Hommage - Cathy Leitus, la lumineuse
L'hommage de Anne Fulda, journaliste au Figaro, à Cathy Leitus.
Cathy Leitus était une figure du magazine Stratégies, où elle a travaillé comme journaliste puis grand reporter pendant 25 ans. C'est avec tristesse que nous avons appris le décès, intervenu le lundi 19 février, de celle qui était aussi administratrice de notre Association. Son amie, Anne Fulda, lui rend hommage, ce matin, dans une tribune parue dans le Figaro.
Elle n'était pas attirée par la lumière, la reconnaissance, les paillettes, tous ces accessoires, ces poussières de gloire que beaucoup de ses pairs tentent de recueillir. Étonnamment, Cathy Leitus illuminait cependant tous ceux que son regard effleurait et s'attachait plus à mettre les autres en valeur que sa propre personne, dont elle ne se souciait guère. Elle aurait pu pourtant se pousser du col. Penser à une carrière plus visible, exposée. Elle aurait pu écrire des livres, aussi. Mais au fond, cela lui importait peu, moins en tout cas que le travail bien fait, cette hargne qu'elle mettait à peaufiner le moindre de ses articles souvent finis très tard dans la nuit... C'était sa façon de fonctionner, sa charte professionnelle personnelle et elle n'en concevait aucune amertume. Plutôt et avant tout la fierté du travail bien fait.
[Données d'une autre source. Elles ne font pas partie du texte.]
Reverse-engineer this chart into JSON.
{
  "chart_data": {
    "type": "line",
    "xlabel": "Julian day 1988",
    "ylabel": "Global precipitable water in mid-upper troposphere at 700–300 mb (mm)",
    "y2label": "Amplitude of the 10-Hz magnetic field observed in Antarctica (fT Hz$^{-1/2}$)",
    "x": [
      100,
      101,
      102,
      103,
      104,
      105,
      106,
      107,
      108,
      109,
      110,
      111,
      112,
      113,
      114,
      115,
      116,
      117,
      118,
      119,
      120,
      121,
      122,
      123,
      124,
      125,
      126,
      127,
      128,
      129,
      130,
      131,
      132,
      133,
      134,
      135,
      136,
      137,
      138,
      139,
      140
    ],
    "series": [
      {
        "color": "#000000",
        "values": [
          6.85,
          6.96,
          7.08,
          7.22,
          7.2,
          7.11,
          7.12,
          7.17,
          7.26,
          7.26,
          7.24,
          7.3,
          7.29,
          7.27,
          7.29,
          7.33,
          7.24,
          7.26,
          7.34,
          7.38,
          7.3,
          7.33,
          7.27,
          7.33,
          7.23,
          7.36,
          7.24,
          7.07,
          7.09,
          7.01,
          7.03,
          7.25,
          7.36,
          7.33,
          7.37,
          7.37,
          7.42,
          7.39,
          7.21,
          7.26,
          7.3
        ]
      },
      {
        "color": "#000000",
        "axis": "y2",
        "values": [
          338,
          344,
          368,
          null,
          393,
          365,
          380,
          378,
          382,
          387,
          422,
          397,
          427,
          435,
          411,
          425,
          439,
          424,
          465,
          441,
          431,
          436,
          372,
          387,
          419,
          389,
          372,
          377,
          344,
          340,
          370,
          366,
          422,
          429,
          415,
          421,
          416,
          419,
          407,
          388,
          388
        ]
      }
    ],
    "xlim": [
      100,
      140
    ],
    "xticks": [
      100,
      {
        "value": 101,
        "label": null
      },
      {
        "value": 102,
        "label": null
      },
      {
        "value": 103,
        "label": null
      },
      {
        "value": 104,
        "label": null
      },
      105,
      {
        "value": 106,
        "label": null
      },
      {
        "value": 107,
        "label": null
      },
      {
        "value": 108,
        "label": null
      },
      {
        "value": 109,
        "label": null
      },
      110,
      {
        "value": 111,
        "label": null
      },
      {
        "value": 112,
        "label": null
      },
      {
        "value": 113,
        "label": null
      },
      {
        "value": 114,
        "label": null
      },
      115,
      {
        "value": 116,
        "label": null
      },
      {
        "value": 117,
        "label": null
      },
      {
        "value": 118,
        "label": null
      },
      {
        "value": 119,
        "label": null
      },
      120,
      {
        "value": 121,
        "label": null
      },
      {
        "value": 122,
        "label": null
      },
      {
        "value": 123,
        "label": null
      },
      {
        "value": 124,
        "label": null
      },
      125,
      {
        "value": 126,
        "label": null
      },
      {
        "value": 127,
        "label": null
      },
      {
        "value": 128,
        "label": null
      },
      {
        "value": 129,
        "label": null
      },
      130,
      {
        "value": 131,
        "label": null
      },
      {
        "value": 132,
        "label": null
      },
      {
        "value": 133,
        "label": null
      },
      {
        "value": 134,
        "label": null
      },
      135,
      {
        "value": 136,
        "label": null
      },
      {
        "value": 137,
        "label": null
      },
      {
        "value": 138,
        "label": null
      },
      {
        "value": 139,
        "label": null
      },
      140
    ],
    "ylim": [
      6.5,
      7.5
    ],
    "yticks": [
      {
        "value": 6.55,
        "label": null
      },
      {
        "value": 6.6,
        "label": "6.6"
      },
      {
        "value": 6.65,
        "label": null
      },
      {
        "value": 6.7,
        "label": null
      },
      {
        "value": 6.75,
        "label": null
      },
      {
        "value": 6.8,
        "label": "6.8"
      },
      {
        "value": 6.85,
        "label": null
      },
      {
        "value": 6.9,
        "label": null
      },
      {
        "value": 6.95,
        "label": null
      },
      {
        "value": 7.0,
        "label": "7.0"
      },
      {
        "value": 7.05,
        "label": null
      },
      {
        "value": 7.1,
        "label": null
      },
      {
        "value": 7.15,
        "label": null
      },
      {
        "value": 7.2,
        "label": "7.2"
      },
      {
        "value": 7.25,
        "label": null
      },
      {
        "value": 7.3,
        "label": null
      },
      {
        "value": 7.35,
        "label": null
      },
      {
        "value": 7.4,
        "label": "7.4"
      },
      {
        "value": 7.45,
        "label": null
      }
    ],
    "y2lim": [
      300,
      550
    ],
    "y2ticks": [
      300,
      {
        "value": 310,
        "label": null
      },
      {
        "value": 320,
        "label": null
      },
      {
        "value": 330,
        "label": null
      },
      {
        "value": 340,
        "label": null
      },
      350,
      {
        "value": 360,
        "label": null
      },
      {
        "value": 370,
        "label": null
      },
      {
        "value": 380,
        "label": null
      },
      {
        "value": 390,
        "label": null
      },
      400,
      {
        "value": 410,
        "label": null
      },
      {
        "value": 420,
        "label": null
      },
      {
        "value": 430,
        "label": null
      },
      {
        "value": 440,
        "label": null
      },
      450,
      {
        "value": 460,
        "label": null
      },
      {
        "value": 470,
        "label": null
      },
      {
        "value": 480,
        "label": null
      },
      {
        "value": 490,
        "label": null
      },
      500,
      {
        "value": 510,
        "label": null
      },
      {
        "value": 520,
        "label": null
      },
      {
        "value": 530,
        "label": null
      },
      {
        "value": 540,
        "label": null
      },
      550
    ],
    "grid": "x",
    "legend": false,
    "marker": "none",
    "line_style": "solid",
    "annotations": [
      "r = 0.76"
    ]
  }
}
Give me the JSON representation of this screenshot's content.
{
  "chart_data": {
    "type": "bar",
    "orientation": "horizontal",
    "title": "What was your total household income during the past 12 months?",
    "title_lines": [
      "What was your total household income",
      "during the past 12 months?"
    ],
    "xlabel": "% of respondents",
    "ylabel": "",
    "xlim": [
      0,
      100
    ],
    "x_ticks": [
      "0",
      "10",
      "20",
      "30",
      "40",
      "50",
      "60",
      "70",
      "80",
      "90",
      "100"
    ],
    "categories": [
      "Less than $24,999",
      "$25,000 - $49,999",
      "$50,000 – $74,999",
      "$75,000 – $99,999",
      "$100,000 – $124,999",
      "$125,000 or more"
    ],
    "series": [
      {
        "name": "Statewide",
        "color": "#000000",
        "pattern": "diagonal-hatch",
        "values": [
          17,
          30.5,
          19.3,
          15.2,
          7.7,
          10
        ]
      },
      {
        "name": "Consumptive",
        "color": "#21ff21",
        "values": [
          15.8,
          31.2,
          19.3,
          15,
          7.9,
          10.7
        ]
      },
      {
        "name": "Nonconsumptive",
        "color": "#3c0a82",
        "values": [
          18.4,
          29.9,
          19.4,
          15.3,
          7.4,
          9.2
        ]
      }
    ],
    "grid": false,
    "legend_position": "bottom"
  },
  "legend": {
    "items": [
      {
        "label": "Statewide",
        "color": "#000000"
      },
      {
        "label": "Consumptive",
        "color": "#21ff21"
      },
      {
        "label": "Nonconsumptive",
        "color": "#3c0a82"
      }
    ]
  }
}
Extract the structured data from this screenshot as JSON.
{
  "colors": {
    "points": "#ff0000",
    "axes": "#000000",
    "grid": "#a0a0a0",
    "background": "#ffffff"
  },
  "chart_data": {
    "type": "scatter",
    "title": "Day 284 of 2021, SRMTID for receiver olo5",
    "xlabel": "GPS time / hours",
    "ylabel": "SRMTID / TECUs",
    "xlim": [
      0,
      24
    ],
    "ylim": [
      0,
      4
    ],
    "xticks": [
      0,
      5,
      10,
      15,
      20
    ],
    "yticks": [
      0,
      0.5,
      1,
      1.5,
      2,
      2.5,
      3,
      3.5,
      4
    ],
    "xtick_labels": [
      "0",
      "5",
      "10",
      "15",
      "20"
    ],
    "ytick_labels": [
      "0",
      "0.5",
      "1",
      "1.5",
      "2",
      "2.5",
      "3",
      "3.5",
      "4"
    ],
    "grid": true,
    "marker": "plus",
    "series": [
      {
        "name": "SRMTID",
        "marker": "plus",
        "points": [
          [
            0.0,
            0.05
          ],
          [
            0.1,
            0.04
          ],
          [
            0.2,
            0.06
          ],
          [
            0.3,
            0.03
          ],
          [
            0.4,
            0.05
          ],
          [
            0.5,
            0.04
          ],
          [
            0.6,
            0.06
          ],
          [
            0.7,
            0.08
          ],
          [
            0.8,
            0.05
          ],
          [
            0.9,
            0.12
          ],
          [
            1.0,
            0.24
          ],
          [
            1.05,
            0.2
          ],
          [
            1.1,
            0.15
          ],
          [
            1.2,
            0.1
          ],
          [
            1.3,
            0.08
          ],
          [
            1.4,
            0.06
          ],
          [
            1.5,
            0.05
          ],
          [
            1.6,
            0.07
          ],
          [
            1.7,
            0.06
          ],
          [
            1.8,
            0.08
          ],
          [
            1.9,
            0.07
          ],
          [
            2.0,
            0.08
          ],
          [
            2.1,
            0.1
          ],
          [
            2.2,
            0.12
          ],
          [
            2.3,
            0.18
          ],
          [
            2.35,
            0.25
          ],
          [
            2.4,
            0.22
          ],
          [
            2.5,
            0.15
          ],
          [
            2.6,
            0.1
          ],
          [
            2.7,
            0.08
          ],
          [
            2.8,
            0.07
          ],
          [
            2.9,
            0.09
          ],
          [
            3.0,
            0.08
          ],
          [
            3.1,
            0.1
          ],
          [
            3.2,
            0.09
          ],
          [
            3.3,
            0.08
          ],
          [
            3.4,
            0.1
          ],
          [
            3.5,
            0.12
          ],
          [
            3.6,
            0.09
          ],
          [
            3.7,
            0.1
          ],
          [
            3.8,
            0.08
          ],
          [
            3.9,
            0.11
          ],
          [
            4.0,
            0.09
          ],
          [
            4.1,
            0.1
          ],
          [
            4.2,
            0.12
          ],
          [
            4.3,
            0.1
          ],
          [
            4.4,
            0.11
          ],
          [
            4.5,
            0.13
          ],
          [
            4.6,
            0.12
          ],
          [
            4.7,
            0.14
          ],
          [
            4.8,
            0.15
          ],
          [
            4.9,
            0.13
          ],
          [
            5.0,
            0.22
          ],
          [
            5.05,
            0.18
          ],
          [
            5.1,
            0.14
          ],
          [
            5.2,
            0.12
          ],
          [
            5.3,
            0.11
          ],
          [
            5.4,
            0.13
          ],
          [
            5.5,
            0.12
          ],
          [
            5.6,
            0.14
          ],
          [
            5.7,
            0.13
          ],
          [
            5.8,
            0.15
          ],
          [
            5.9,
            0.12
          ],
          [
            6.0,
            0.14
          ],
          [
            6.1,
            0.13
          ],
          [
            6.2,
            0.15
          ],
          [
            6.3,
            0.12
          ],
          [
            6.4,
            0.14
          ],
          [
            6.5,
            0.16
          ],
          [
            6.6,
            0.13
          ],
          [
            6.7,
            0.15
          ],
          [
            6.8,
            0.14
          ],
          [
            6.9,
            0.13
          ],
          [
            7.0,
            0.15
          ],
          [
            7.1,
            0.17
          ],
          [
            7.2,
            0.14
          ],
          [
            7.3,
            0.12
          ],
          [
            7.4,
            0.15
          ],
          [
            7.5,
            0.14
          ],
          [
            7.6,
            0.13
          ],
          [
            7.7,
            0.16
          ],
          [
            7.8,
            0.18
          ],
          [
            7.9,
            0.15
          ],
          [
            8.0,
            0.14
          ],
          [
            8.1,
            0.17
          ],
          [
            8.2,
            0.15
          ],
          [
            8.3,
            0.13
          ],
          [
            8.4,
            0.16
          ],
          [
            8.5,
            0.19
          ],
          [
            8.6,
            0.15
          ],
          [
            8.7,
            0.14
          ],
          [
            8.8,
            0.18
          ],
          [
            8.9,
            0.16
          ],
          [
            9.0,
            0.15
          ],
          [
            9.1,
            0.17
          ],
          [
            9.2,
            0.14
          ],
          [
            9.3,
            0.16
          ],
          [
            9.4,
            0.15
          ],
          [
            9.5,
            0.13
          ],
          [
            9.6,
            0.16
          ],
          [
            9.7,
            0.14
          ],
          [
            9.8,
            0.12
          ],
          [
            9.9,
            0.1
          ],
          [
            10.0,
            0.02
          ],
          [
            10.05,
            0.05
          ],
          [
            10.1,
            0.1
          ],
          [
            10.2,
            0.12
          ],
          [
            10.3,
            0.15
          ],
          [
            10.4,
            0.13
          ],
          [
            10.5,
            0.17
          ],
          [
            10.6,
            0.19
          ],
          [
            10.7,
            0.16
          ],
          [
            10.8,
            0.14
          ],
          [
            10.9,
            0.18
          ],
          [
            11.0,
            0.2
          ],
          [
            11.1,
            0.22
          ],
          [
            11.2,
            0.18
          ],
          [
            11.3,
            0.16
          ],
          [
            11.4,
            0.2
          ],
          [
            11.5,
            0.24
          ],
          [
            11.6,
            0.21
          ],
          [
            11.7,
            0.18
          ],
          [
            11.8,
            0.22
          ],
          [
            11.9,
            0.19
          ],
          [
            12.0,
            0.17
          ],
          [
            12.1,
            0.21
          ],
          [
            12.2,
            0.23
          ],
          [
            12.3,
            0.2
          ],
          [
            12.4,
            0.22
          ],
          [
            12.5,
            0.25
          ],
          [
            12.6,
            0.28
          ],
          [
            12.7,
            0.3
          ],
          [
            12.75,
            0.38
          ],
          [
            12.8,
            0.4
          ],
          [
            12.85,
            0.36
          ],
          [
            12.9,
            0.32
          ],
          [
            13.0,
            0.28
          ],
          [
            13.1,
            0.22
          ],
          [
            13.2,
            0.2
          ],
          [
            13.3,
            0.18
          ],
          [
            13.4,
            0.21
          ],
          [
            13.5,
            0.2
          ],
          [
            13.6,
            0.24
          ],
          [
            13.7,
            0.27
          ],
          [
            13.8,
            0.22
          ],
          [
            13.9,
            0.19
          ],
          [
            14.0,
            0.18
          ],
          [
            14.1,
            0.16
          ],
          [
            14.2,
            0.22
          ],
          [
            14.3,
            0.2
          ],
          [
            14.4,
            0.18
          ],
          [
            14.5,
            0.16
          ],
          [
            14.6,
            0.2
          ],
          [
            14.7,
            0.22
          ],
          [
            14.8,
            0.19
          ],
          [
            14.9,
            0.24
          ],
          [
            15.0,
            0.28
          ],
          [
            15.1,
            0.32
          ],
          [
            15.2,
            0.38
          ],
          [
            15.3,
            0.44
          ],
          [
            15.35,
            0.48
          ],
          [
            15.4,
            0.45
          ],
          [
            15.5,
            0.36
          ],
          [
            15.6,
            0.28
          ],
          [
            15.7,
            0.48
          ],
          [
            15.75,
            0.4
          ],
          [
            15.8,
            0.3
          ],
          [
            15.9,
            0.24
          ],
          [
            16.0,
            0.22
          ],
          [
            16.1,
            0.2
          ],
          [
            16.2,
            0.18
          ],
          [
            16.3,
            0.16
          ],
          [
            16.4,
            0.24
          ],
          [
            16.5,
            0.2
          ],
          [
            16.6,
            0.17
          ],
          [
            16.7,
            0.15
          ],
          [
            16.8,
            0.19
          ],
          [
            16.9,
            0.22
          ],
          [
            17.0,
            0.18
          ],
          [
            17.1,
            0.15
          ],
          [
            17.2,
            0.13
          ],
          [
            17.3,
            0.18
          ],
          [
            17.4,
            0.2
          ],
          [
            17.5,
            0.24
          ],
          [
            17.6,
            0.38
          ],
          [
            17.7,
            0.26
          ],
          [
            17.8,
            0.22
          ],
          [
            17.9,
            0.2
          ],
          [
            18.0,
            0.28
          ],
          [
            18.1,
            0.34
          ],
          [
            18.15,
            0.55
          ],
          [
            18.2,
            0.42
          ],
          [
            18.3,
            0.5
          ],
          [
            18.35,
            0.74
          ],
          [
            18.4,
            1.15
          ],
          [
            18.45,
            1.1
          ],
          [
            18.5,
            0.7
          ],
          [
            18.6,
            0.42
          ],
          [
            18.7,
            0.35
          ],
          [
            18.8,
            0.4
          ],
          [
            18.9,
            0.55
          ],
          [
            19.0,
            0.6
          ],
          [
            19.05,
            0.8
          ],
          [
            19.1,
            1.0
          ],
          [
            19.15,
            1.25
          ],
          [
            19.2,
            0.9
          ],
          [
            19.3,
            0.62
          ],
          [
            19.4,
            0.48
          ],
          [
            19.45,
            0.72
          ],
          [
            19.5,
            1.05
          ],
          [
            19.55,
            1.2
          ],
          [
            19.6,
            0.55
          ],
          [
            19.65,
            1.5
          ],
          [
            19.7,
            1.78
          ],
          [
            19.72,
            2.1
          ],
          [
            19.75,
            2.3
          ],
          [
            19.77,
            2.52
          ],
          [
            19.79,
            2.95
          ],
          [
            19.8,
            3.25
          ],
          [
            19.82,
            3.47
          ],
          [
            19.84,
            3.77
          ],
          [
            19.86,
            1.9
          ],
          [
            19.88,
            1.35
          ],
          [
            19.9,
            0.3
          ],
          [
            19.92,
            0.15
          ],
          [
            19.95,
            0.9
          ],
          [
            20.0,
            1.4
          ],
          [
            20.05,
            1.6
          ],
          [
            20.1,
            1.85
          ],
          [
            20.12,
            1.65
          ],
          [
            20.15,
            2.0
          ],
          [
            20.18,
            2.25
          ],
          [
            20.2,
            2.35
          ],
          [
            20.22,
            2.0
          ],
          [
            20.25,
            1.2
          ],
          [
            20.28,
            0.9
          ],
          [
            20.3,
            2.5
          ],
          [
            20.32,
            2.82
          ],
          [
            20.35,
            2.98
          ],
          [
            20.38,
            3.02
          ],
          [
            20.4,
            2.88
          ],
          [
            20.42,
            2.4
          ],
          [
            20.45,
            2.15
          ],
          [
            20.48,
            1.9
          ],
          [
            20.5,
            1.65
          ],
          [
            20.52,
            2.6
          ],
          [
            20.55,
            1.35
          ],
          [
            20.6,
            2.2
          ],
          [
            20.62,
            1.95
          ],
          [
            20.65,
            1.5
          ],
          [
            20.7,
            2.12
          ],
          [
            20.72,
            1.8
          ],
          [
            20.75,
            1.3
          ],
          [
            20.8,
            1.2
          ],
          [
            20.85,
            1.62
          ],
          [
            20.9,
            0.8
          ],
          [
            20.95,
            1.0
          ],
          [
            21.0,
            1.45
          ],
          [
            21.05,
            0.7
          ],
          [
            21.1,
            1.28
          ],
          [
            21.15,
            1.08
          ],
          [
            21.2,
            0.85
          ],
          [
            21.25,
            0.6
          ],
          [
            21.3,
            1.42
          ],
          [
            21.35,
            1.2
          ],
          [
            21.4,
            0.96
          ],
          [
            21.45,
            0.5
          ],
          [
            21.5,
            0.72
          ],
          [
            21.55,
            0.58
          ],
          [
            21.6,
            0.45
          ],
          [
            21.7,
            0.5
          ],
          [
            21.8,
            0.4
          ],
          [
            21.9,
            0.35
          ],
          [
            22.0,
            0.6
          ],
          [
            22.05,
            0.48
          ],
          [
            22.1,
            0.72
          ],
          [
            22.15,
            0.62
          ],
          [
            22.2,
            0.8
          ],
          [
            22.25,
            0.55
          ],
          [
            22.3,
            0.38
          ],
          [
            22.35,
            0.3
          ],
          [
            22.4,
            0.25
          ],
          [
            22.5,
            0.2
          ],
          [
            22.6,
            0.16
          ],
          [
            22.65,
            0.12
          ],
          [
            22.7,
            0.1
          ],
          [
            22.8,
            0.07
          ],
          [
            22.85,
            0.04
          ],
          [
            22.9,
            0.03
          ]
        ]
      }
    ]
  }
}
Cathy Leitus, grand reporter au magazine Stratégies et administratrice de Sciences Po Alumni, association des anciens de l'école de la rue Saint-Guillaume, n'était pas une journaliste comme les autres. Spécialiste des médias depuis des années, cette mère de trois garçons, qui avait grandi dans la banlieue parisienne, était, en effet, à part. Mue par une curiosité insatiable qui dépassait largement sa spécialité. En réalité, elle aurait pu étendre à bien d'autres domaines ses champs d'investigation. À la culture, la politique, n'importe quel sujet... Mais elle ne l'a jamais souhaité, empêchée par une modestie injustifiée. Une humilité exacerbée.
Rigoureuse, exigeante - très, trop parfois? - , envers les autres mais avant tout envers elle-même, lorsqu'elle abordait un sujet, elle le travaillait à fond, en explorait les moindres recoins sans répit. Elle multipliait alors les questions. Revenant encore et encore sur les points qu'elle voulait creuser, les incohérences, les zones d'ombre. Ne lâchant jamais prise mais offrant toujours aux réfractaires son sourire désarmant et son regard rieur, caché derrière ses lunettes rondes qu'elle réajustait parfois d'une main - comme pour mieux remettre les choses à plat, ne pas s'en laisser conter.
Elle était trop forte, Cathy. Désarmante, oui. Joyeuse. Singulière. Sa ténacité presque obsessionnelle pouvait agacer parfois certains de ses interlocuteurs mais elle les mettait dans sa poche, grâce à une qualité rare: elle était soucieuse de l'autre. Quel qu'il soit. Qu'il fut connu ou pas, ami ou pas. Elle mettait de l'affect en tout, mêlant allègrement les frontières.
Je l'avais connue à la fin des années 80 à la Société Générale de Presse, où nous avions commencé l'une et l'autre à travailler sous la férule d'Étienne Lacour et de Georges Bérard-Quélin. Depuis, et quelles que soient les intermittences et les absences, nous nous retrouvions toujours comme si nous nous étions quittées la veille.
Après la mort soudaine de Laurent, le père de ses enfants, il y a trois ans - son seul et unique amour -, elle avait tenté de faire face. Et puis, il y a un an à peine, la maladie l'a rattrapée. Il s'est alors tissé autour d'elle une véritable chaîne d'amour. Une chaîne initiée par ses trois fils qui ont accompagné, dans la musique et leur foi dans la vie, son combat contre le cancer. Sa garde du cœur, familiale et amicale, a été à ses côtés jusqu'à la fin. Ne lâchant jamais la main de cette personne rare, si lumineuse et généreuse. Qui savait, toujours, aller à l'essentiel. Toucher droit au cœur.